The good news is that trends in the semiconductor industry provide an unprecedented opportunity to implement greater energy efficiency. Transistors are inexpensive and allow us to put plenty of redundancies (organized as hierarchies) into the devices.
Initially we had memory and bus hierarchies; now processor and, in the future, subsystem hierarchies.
Hierarchy means multiple equivalent ways to do the same computation, which means we can have many devices contained in a single device -- e.g., a basic phone that allows months of use within the feature-loaded smartphone.
Solutions to these challenges must continue to guarantee shortest possible time to market through extensive reuse, full hardware IP protection, easy programming, and efficient collaboration.

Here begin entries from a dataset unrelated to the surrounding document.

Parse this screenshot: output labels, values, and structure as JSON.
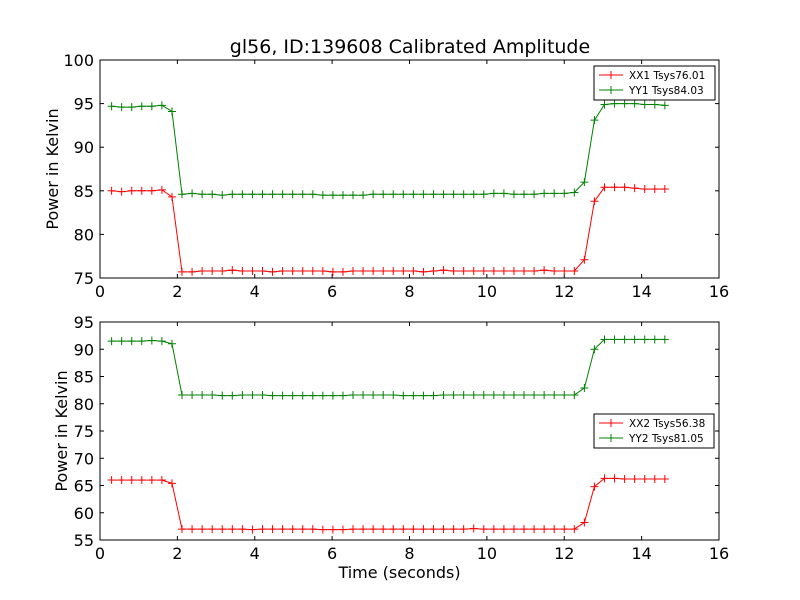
{
  "title": "gl56, ID:139608 Calibrated Amplitude",
  "chart_data": [
    {
      "type": "line",
      "title": "gl56, ID:139608 Calibrated Amplitude",
      "xlabel": "",
      "ylabel": "Power in Kelvin",
      "xlim": [
        0,
        16
      ],
      "ylim": [
        75,
        100
      ],
      "xticks": [
        0,
        2,
        4,
        6,
        8,
        10,
        12,
        14,
        16
      ],
      "yticks": [
        75,
        80,
        85,
        90,
        95,
        100
      ],
      "legend": "top-right",
      "x": [
        0.3,
        0.56,
        0.82,
        1.08,
        1.34,
        1.6,
        1.86,
        2.12,
        2.38,
        2.64,
        2.9,
        3.16,
        3.42,
        3.68,
        3.94,
        4.2,
        4.46,
        4.72,
        4.98,
        5.24,
        5.5,
        5.76,
        6.02,
        6.28,
        6.54,
        6.8,
        7.06,
        7.32,
        7.58,
        7.84,
        8.1,
        8.36,
        8.62,
        8.88,
        9.14,
        9.4,
        9.66,
        9.92,
        10.18,
        10.44,
        10.7,
        10.96,
        11.22,
        11.48,
        11.74,
        12.0,
        12.26,
        12.52,
        12.78,
        13.04,
        13.3,
        13.56,
        13.82,
        14.08,
        14.34,
        14.6
      ],
      "series": [
        {
          "name": "XX1 Tsys76.01",
          "color": "#ff0000",
          "values": [
            85.0,
            84.9,
            85.0,
            85.0,
            85.0,
            85.1,
            84.3,
            75.7,
            75.7,
            75.8,
            75.8,
            75.8,
            75.9,
            75.8,
            75.8,
            75.8,
            75.7,
            75.8,
            75.8,
            75.8,
            75.8,
            75.8,
            75.7,
            75.7,
            75.8,
            75.8,
            75.8,
            75.8,
            75.8,
            75.8,
            75.8,
            75.7,
            75.8,
            75.9,
            75.8,
            75.8,
            75.8,
            75.8,
            75.8,
            75.8,
            75.8,
            75.8,
            75.8,
            75.9,
            75.8,
            75.8,
            75.8,
            77.1,
            83.8,
            85.4,
            85.4,
            85.4,
            85.3,
            85.2,
            85.2,
            85.2
          ]
        },
        {
          "name": "YY1 Tsys84.03",
          "color": "#008000",
          "values": [
            94.7,
            94.6,
            94.6,
            94.7,
            94.7,
            94.8,
            94.1,
            84.6,
            84.7,
            84.6,
            84.6,
            84.5,
            84.6,
            84.6,
            84.6,
            84.6,
            84.6,
            84.6,
            84.6,
            84.6,
            84.6,
            84.5,
            84.5,
            84.5,
            84.5,
            84.5,
            84.6,
            84.6,
            84.6,
            84.6,
            84.6,
            84.6,
            84.6,
            84.6,
            84.6,
            84.6,
            84.6,
            84.6,
            84.7,
            84.7,
            84.6,
            84.6,
            84.6,
            84.7,
            84.7,
            84.7,
            84.8,
            86.0,
            93.1,
            94.9,
            95.0,
            95.0,
            95.0,
            94.9,
            94.9,
            94.8
          ]
        }
      ]
    },
    {
      "type": "line",
      "title": "",
      "xlabel": "Time (seconds)",
      "ylabel": "Power in Kelvin",
      "xlim": [
        0,
        16
      ],
      "ylim": [
        55,
        95
      ],
      "xticks": [
        0,
        2,
        4,
        6,
        8,
        10,
        12,
        14,
        16
      ],
      "yticks": [
        55,
        60,
        65,
        70,
        75,
        80,
        85,
        90,
        95
      ],
      "legend": "center-right",
      "x": [
        0.3,
        0.56,
        0.82,
        1.08,
        1.34,
        1.6,
        1.86,
        2.12,
        2.38,
        2.64,
        2.9,
        3.16,
        3.42,
        3.68,
        3.94,
        4.2,
        4.46,
        4.72,
        4.98,
        5.24,
        5.5,
        5.76,
        6.02,
        6.28,
        6.54,
        6.8,
        7.06,
        7.32,
        7.58,
        7.84,
        8.1,
        8.36,
        8.62,
        8.88,
        9.14,
        9.4,
        9.66,
        9.92,
        10.18,
        10.44,
        10.7,
        10.96,
        11.22,
        11.48,
        11.74,
        12.0,
        12.26,
        12.52,
        12.78,
        13.04,
        13.3,
        13.56,
        13.82,
        14.08,
        14.34,
        14.6
      ],
      "series": [
        {
          "name": "XX2 Tsys56.38",
          "color": "#ff0000",
          "values": [
            66.0,
            66.0,
            66.0,
            66.0,
            66.0,
            66.0,
            65.4,
            57.0,
            57.0,
            57.0,
            57.0,
            57.0,
            57.0,
            57.0,
            56.9,
            57.0,
            57.0,
            57.0,
            57.0,
            57.0,
            57.0,
            56.9,
            56.9,
            56.9,
            57.0,
            57.0,
            57.0,
            57.0,
            57.0,
            57.0,
            57.0,
            57.0,
            57.0,
            57.0,
            57.0,
            57.0,
            57.1,
            57.0,
            57.0,
            57.0,
            57.0,
            57.0,
            57.0,
            57.0,
            57.0,
            57.0,
            57.0,
            58.2,
            64.8,
            66.3,
            66.3,
            66.2,
            66.2,
            66.2,
            66.2,
            66.2
          ]
        },
        {
          "name": "YY2 Tsys81.05",
          "color": "#008000",
          "values": [
            91.5,
            91.5,
            91.5,
            91.5,
            91.6,
            91.5,
            91.0,
            81.6,
            81.6,
            81.6,
            81.6,
            81.5,
            81.5,
            81.6,
            81.6,
            81.6,
            81.5,
            81.5,
            81.5,
            81.5,
            81.5,
            81.5,
            81.5,
            81.5,
            81.6,
            81.6,
            81.6,
            81.6,
            81.6,
            81.5,
            81.5,
            81.5,
            81.5,
            81.6,
            81.6,
            81.6,
            81.6,
            81.6,
            81.6,
            81.6,
            81.6,
            81.6,
            81.6,
            81.6,
            81.6,
            81.6,
            81.6,
            82.9,
            90.0,
            91.8,
            91.8,
            91.8,
            91.8,
            91.8,
            91.8,
            91.8
          ]
        }
      ]
    }
  ]
}
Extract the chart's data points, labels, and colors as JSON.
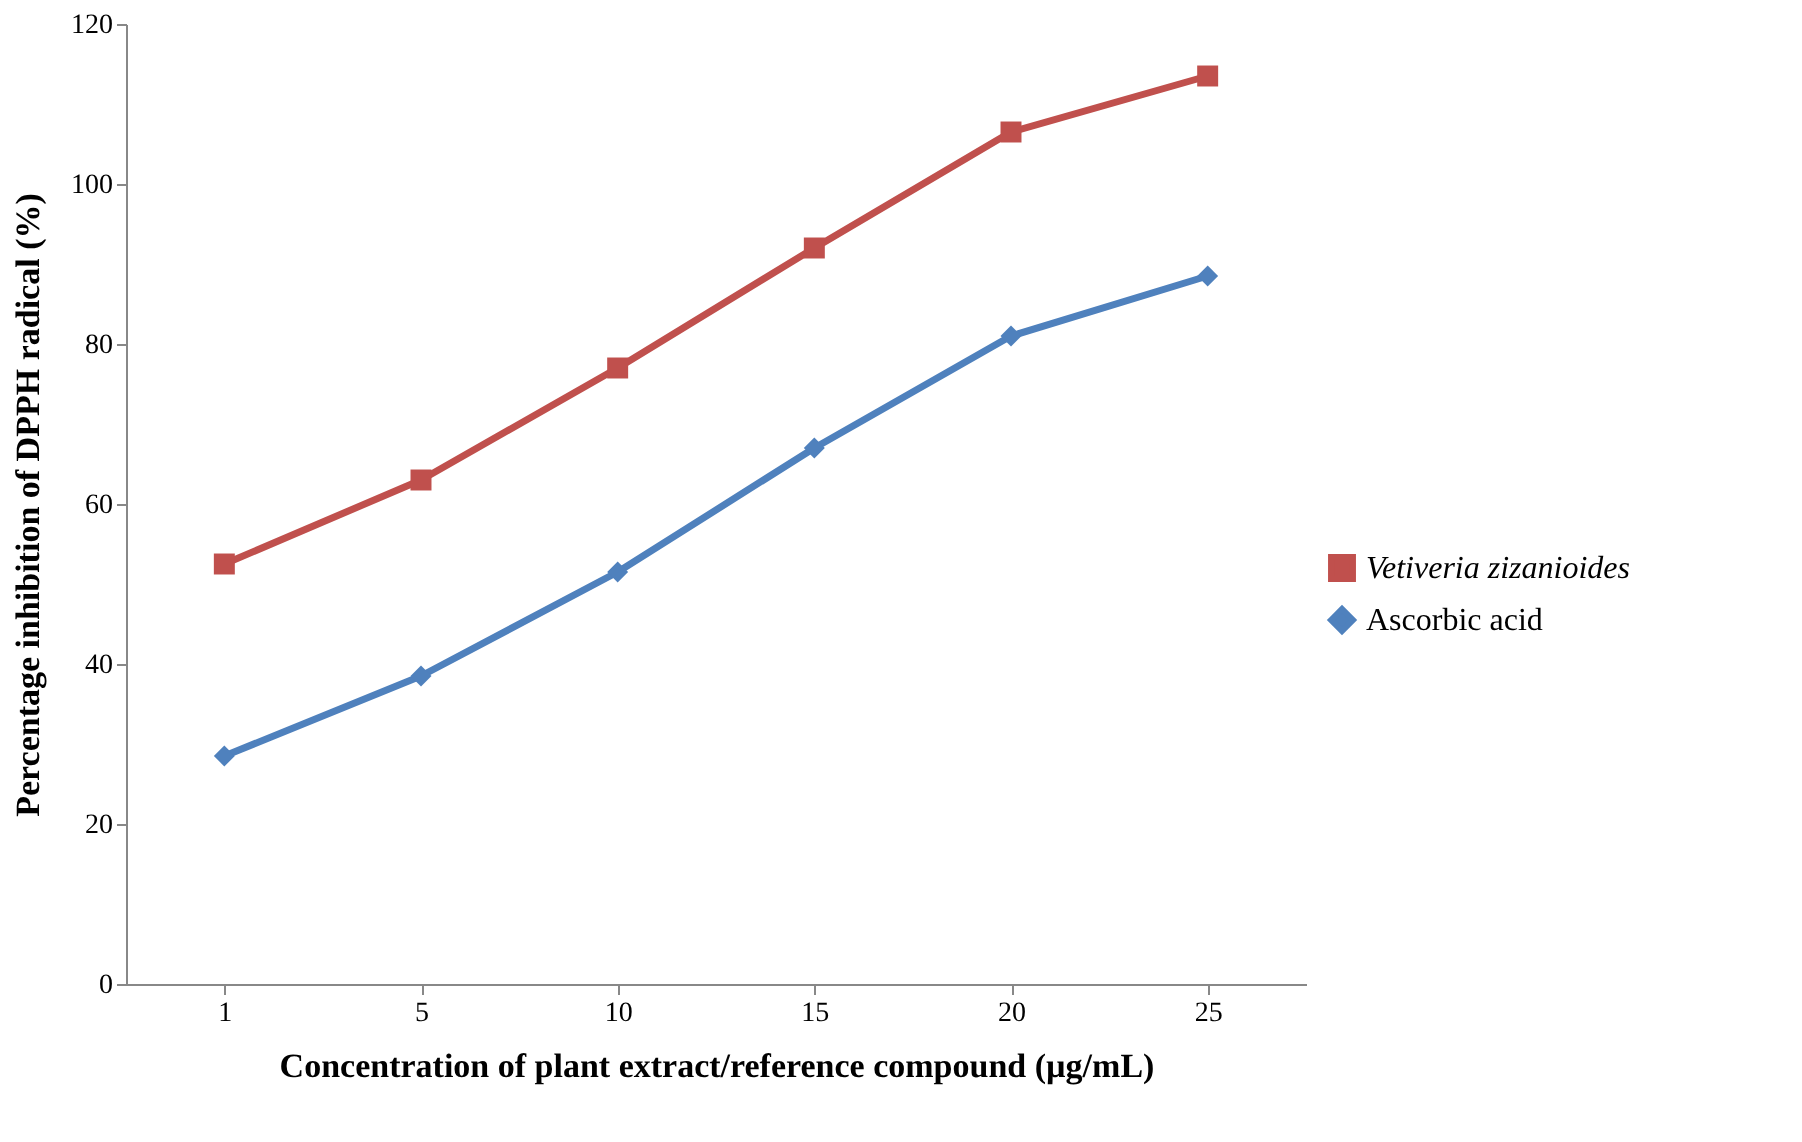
{
  "chart_data": {
    "type": "line",
    "xlabel": "Concentration of plant extract/reference compound (µg/mL)",
    "ylabel": "Percentage inhibition of DPPH radical (%)",
    "categories": [
      "1",
      "5",
      "10",
      "15",
      "20",
      "25"
    ],
    "series": [
      {
        "name": "Vetiveria zizanioides",
        "color": "#c0504d",
        "marker": "square",
        "values": [
          52.5,
          63,
          77,
          92,
          106.5,
          113.5
        ]
      },
      {
        "name": "Ascorbic acid",
        "color": "#4f81bd",
        "marker": "diamond",
        "values": [
          28.5,
          38.5,
          51.5,
          67,
          81,
          88.5
        ]
      }
    ],
    "ylim": [
      0,
      120
    ],
    "yticks": [
      0,
      20,
      40,
      60,
      80,
      100,
      120
    ],
    "legend": "right",
    "line_style": "solid"
  }
}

A standard UHA provides a platform to address all of these challenges, mainly from an engineering perspective, by automating the design of power management software and hardware. But such an approach has broader benefits, including:
- Lowers the cost and shortens the time-to-market, as companies across equipment classes can share the same power management infrastructure
- Enables the introduction of formal energy description of equipment and automated generation of the power management software and hardware
- Fosters energy savings competition among manufacturers of various equipment classes
- Allows for unified run-time reporting and control of equipment's energy consumption
- Establishes tighter minimum energy efficiency requirements for higher energy savings and enables faster adoption of energy standards for future equipment classes
- Allows unified testing, measurement, and standardization procedures
- Brings together a larger pool of power management experts to focus on the same problem and improves technical education in academia
As pressure mounts on device makers to become more energy efficient, we expect to see an acceleration of the current conversation on UHA, with an emergence of sample formats and constructs as well as the design tools required to implement them.
— Vojin Zivojnovic is co-founder and CEO of AGGIOS Inc., a startup focused on the development of energy proportional systems. Vojin has 30 years of research, technical management, and business development experience in the semiconductor and EDA industry.
— Jim Hogan is the chairman of the AGGIOS Board of Directors. Jim serves as General Manager of Vista Venture Partners and Managing Partner of Vista Ventures LLC. He has been in the semiconductor industry for more than 33 years.